At any rate, so argues the “vegetarian historian” Rynn Berry in his highly persuasive book Hitler: Neither Vegetarian Nor Animal Lover.
To hear Berry tell it, the myth of Hitler’s herbivore proclivities are not mere exaggeration, but flat out blood libel! (Sorry.) Because in actual fact, says the book, the Führer chowed down, at least every now and again, on roast squab and liver dumplings. His vegetarianism? “One of the great myths of history.” In an article for “VegSource,” Rynn quotes Dione Lucas, a chef “who was an eyewitness to Hitler’s meat-eating.” “I do not mean to spoil your appetite for stuffed squab,” she wrote in 1964, “but you might be interested to know that it was a great favorite with Mr. Hitler, who dined at the hotel often.

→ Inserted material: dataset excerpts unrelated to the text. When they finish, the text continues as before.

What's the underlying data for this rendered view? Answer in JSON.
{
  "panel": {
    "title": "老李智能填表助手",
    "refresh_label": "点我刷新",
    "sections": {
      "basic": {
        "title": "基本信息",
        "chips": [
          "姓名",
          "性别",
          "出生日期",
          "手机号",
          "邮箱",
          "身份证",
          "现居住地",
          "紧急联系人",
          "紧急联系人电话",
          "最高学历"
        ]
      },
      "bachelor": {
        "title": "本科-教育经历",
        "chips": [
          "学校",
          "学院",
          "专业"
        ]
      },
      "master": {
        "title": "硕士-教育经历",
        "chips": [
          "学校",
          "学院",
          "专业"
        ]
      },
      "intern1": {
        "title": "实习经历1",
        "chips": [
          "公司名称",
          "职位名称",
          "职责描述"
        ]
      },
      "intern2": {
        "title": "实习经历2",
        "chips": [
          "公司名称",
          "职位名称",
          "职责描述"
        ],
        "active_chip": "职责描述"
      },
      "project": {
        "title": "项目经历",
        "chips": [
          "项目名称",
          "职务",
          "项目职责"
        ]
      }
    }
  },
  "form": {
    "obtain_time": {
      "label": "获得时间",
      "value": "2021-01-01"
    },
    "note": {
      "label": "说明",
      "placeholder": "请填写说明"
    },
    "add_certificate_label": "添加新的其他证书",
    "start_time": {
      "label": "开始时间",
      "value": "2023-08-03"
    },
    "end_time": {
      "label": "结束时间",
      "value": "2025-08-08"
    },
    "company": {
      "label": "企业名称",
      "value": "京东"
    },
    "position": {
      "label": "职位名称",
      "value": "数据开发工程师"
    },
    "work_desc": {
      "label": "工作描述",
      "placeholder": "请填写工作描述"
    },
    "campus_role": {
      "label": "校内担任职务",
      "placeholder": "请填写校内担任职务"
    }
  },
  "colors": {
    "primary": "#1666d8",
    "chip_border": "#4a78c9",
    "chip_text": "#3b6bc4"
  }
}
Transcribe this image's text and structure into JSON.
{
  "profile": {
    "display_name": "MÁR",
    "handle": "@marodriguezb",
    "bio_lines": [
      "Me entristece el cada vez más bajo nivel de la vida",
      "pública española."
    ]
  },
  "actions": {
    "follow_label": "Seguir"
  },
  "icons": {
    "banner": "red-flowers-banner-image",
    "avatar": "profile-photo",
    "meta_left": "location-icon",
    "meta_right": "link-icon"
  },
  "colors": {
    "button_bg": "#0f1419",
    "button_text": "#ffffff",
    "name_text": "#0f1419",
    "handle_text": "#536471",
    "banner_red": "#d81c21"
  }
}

Let us not hold that against a fine recipe, though.”
Clearly, Berry is invested in this cause, but he’s something of an authority on celebrity vegetarianism; he is, after all, also the author of Famous Vegetarians and Food of the Gods: Vegetarianism and the World’s Religions.
(On the other hand, Hitler’s late life is said to have derived from Wagner’s philosophy, and no one is questioning his commitment as a Wagnerite.)